Baxter removed his eyeglasses, stuffed them into his cape pocket, and quickly retied the mask. He stepped out into the corridor, closed the door of Norris’s bedchamber, and headed quickly down the hall to the rear stairs.

He did not use his spectacles or the watch glass to make his way down the steps. The wall sconces were unlit and it was too dark to see in any event. He relied on his sense of touch and the memory of the even spacing of the treads.

He did not know whether to be relieved or disappointed in the results of his hasty search. He had found nothing that proved helpful. The most obvious connection between Drusilla Heskett’s death and The Green Table was through Lennox’s heir. But perhaps in this case the obvious link was not the right one.

He could hear the muffled strains of the waltz from the ballroom as he descended the stairs. At least his timing was good, he thought. The dance was just ending. He was anxious to return to Charlotte.

He recalled the waltz they had shared before he had set off on his fruitless task. She had been warm and graceful and full of feminine vitality in his arms, just as she was when he made love to her. The scent of her had aroused the hunger that always seemed to seethe just beneath the surface of his awareness these days. It was becoming increasingly difficult to envision his life without her in it.

Her words of the previous afternoon echoed in his brain as he slipped through the shadowed conservatory.Just think, when we have finished this affair, you need never set eyes on me again.

Moonlight filtering through the glass panes lit Baxter’s path. The rich smells of earth and growing plants assailed him. It occurred to him that Lennox might be interested in participating in some agricultural chemistry experiments. He made a mental note to inquire. Then he recalled the barren sweet pea pots sitting on his laboratory windowsill. Perhaps there was no point in such experiments.
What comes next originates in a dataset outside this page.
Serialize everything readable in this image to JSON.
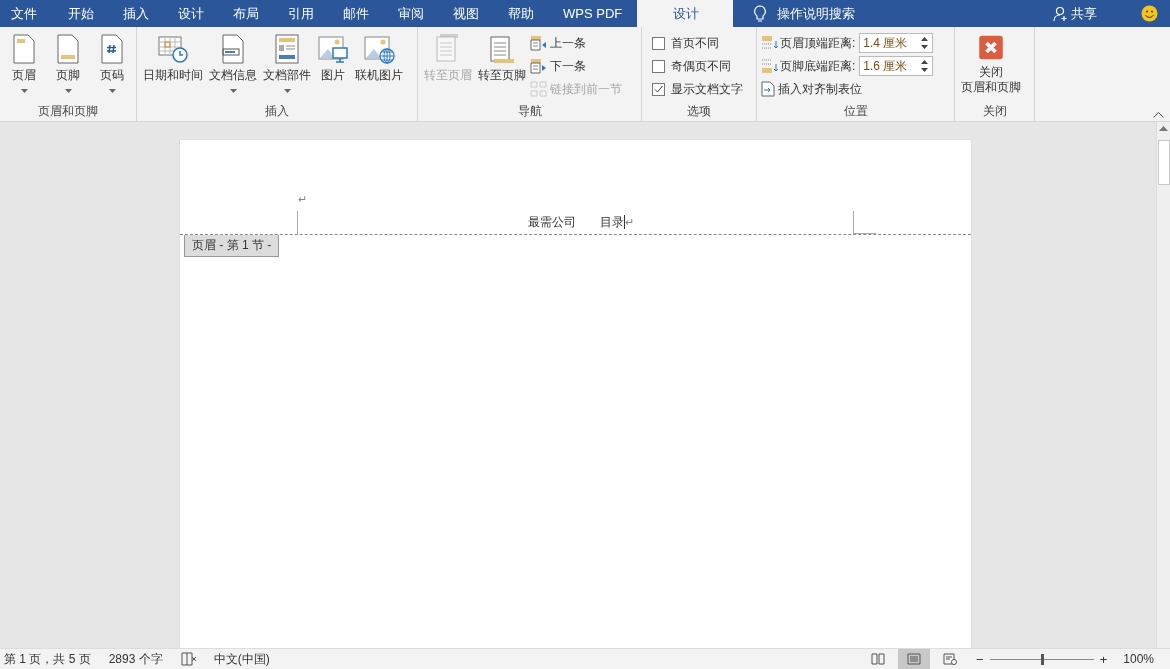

He used the eyeglass in his watch to make certain that he did not trip over a pot or a stray hoe as he headed to the far door.

A moment later he was safely back in the gardens. He made his way toward the blurred glow of colored lights that was the ballroom.

When he reached the terrace a familiar, slightly unfocused, figure loomed in his path.

“I thought I told you to wait inside, Charlotte.”

“Baxter, is that you?”

“Of course it is. Who the devil did you think it was?”

“Never mind, it’s a long story. I’ll tell you later. Something more important has come up. Hamilton is desperate to find you.”

“Hamilton?” He frowned as she moved closer. The concerned expression on her face sharpened as she came into focus. “What does he want?”